Why did you choose to use this medium for your art?
I chose to use video because it was the medium that has more possibility to communicate everywhere in the world, especially here. It’s a kind of Utopian idea, to just be energy that can be transmitted everywhere. I looked at the moon landing when I was young, and for me it was a very important moment, because every person in the world could see the same important thing. So it has this kind of power… So I’m interested in this kind of relation between personal memory and collective memory.
Orbite Rosse and Rosso Babele seem to be more abstract than your previous works–is there a reason for that?

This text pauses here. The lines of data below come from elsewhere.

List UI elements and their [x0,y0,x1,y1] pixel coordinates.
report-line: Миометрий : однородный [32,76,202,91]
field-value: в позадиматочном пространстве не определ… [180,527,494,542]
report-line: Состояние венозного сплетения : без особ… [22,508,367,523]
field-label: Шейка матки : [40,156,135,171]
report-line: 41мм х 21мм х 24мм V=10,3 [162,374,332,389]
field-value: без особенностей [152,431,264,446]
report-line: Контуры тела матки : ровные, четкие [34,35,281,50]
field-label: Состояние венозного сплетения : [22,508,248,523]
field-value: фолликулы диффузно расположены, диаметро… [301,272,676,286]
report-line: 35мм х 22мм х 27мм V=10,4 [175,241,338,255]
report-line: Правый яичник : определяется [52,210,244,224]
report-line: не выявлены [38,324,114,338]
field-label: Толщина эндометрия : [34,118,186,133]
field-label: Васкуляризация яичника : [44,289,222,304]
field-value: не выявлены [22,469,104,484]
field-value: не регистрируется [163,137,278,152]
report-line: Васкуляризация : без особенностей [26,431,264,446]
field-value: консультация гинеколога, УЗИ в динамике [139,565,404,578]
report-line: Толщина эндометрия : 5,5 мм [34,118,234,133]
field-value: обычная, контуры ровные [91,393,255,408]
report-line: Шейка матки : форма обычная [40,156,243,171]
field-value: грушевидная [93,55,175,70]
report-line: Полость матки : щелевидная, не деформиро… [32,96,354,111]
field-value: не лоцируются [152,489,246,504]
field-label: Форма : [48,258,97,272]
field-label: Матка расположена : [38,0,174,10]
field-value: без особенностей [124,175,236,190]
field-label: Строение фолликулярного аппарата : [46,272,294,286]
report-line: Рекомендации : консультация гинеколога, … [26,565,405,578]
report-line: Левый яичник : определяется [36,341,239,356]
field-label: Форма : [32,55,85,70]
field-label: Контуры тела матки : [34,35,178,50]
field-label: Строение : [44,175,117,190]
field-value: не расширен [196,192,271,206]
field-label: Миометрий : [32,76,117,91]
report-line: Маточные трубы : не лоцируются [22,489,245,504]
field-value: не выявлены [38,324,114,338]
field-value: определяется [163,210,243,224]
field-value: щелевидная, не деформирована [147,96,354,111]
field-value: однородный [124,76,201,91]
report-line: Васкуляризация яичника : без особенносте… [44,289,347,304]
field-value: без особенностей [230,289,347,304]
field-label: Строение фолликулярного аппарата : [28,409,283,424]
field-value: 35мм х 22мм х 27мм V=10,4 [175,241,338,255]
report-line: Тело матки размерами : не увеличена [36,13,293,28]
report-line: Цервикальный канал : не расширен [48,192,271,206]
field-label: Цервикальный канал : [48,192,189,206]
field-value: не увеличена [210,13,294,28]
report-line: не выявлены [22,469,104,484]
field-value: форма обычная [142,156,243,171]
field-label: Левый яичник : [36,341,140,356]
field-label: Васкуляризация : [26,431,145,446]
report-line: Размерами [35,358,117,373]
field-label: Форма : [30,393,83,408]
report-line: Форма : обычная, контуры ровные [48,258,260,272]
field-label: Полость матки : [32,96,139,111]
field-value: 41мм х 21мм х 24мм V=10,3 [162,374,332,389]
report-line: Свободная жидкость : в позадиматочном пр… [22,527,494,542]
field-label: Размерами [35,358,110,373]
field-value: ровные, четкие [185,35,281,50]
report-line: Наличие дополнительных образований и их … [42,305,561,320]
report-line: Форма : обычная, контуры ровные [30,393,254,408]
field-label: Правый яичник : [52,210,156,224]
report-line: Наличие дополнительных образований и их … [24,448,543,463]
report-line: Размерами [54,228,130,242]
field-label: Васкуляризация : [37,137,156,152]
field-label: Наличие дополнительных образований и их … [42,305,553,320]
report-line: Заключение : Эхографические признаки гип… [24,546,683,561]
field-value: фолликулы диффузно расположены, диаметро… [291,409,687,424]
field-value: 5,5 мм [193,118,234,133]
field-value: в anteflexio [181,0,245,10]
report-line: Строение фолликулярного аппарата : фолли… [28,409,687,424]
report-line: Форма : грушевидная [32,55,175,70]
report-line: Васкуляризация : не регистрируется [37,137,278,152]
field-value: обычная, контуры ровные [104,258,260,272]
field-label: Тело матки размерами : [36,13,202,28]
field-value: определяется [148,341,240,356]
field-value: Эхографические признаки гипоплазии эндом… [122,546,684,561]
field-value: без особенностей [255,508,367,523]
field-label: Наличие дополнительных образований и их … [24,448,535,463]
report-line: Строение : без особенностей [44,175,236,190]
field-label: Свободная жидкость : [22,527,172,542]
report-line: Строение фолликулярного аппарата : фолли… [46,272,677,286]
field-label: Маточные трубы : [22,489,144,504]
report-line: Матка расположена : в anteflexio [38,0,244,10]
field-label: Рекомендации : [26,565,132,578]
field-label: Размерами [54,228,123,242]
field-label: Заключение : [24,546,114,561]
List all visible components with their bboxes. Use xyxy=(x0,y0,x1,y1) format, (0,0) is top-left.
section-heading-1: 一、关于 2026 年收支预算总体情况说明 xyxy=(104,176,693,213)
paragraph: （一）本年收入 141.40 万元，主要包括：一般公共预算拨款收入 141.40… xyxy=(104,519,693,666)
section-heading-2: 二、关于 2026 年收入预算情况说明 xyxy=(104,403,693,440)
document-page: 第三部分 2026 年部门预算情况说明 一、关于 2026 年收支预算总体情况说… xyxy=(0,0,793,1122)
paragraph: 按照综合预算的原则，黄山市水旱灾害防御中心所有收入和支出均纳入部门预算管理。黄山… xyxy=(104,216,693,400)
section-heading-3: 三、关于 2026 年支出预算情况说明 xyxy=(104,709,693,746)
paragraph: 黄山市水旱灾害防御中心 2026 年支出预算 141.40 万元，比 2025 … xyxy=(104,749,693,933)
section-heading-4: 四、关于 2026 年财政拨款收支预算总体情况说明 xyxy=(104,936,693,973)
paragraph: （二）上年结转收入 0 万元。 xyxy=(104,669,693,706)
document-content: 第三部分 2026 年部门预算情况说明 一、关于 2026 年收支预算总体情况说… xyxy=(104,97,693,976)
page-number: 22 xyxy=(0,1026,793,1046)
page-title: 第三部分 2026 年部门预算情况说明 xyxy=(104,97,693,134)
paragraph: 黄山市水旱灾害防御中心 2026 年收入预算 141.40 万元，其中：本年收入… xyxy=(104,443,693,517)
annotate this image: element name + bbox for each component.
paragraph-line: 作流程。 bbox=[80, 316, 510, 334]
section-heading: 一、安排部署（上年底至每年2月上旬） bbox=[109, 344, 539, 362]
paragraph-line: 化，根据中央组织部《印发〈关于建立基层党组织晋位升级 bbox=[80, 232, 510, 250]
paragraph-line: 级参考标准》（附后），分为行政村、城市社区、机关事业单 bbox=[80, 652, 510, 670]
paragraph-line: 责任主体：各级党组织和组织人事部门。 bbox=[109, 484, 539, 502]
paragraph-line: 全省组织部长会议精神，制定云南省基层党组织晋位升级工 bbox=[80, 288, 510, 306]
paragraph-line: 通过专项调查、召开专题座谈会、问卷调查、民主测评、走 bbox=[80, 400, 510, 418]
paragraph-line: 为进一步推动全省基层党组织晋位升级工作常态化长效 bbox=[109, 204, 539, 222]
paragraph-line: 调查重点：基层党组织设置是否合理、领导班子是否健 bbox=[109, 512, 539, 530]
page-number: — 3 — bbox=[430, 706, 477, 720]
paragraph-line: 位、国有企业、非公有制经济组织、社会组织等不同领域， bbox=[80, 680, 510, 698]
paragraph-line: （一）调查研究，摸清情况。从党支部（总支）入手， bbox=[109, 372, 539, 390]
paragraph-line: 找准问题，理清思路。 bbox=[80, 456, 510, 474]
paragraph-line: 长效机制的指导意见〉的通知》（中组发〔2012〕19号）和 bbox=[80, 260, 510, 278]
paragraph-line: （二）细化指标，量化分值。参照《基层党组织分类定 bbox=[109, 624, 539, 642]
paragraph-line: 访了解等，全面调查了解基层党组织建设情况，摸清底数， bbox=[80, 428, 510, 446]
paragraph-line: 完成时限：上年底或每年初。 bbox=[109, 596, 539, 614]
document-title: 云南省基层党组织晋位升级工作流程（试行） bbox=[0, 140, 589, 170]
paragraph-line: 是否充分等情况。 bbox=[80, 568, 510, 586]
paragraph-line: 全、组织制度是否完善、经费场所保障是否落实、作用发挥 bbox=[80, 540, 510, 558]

I think one of the reasons is that something has changed. With some of my previous videos, I was interested in taking something from television and adding this kind of relation with collective memory. Now I think it is different, and I don’t believe in the power of television anymore [laughs]. This is my problem. And I come from a country [Italy] where television was really terrible during the last year. I started to use video in a different kind of way. Because I’m more interested in creating something completely by myself in this moment, I’m not interested in taking something from television. I want to be alone on the other side.
Is there a certain feeling that you’re attempting to convey to the viewer?
I like to leave the viewer completely free. The most important thing to art is that everyone can be free.
How long does it take you to complete an average piece?
Months. Sometimes I start to draw about one idea, and it takes months to focalize, drawing and drawing. And after, when I finish this kind of first step, I’m ready to go around and take photographs of things that I need… It could be one or two months again. It also depends where I need to go. And I start to elaborate and work on all the images and put them in an archive. So I have thousands of images that I put together, and after I start to do the animation in the computer. I do it step-by-step. It is very long.